Я подробно пишу о моей невероятной поездке в Лахому. Мне кажется, потом все пригодится!
Мы катались по городу. Я даже рискнул сесть на место водителя. Мой хозяин подсказывал, где и как повернуть, какой знак у нас на пути, где нажимать, а где не торопиться.
Он рассказывал мне о чем только мог: о самых больших зданиях в городе, о самых дорогих банках, о самых старых улицах, о речке Тринити, о полицейских и женщинах Лахомы.
- Посмотрите, у всех мятые спины, мятые форменки, мятые кофточки, мятые пиджаки. Мы нация автомобилистов, подолгу сидим в карах...

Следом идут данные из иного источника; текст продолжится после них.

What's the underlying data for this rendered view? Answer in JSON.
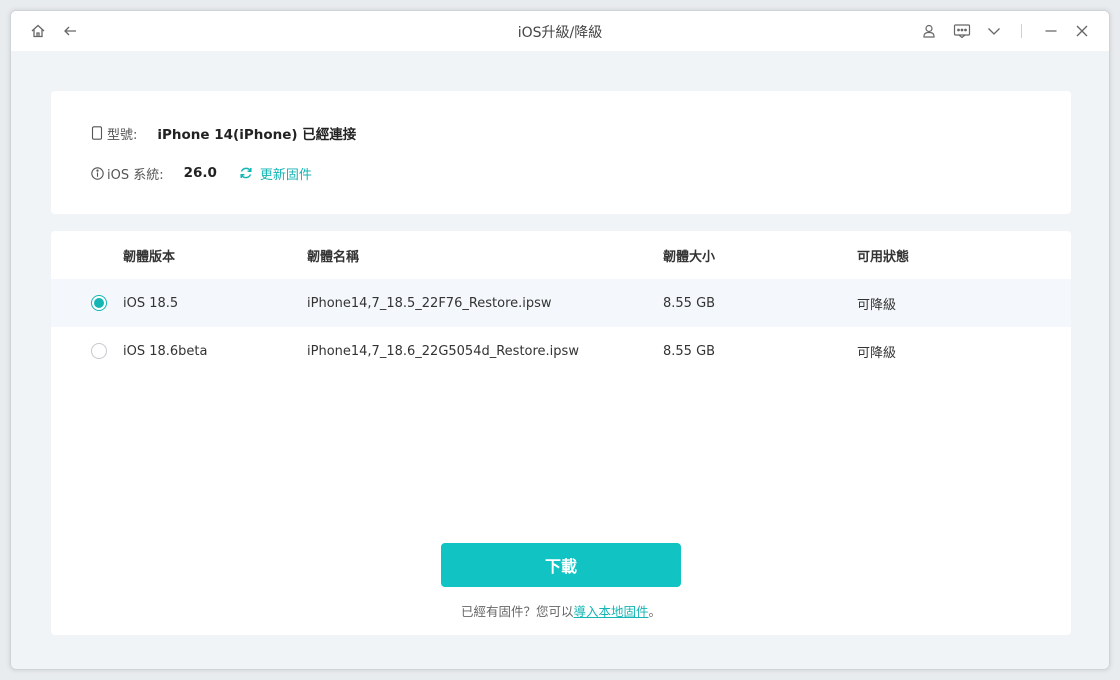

Приятно, честное слово, приятно пахло бензином. Поток уносил нас от улицы к новым улицам. Его машина слушалась меня безупречно. И вдруг...
И вдруг я увидел на черном лаковом "форде" маленький красный флажок.
- Посмотрите! - крикнул я. - Наши!
Американец поднял брови:
- Не может быть.
- Наши! Наши!
Я нажал на газ, едва не задев двухэтажный фургон. Алый флажок горел на солнце впереди нас, а этот проклятый фургон урчал и никак не давал мне дорогу.
- Наши!
Я хотел обогнать слева, но мимо сквозили ряды встречных машин, ослепляя солнечными стеклами.
- Ничего особенного, - бросил Американец. - Машина русского консульства. Подумайте, прежде чем догонять их.
- А что я должен думать?.. Наши!
- Вы русский, а для вас, обыкновенных русских, Лахома это закрытая зона.
- Как закрытая?
- Так, закрыто, и все. Русским позволено бывать не всюду.
- Почему вы раньше об этом не сказали?
Я начинал злиться.
- Вы мой гость. Никто не знает о том, кого я катаю по городу, честное слово, никто! Через день я доставлю вас на лайнер, там вы потерпевший, которому не обязательно иметь визу госдепартамента. Вы сумеете вернуться в Антарктиду или вызвать советского консула, мистер Магнитолог.
Красный флажок уходил от меня. Проклятый фургон висел на кончике носа.
- Допустим, я не послушаю вас?
- Огласка вам повредит, мистер Магнитолог.
- А что может быть?
- Например, шапка в "Лахома ныос" - "Русский шпион в Лахоме!". - Он слегка толкнул меня в плечо и рассмеялся. - Недурная сенсация?
Флажок уехал. Я не стал догонять его. Настроение покатилось вниз, как разбитая колымага.
- Поедем домой, с вашего разрешения, - сказал я.
В доме спали. Предутренний воздух высветлил окно. Я посмотрел часы - половина четвертого. Посидел на кровати с минуту, потом открыл чемодан.
Мягко мигнул индикатор.
По голубому экрану пошел свет.
Рано утром за дверью начала тихонько шелестеть негритянка. В кухне затикали, зажурчали, забулькали таинственные приборы. Я видел, как она вышла из дому и встала у калитки, вглядываясь, как будто ждала кого-то.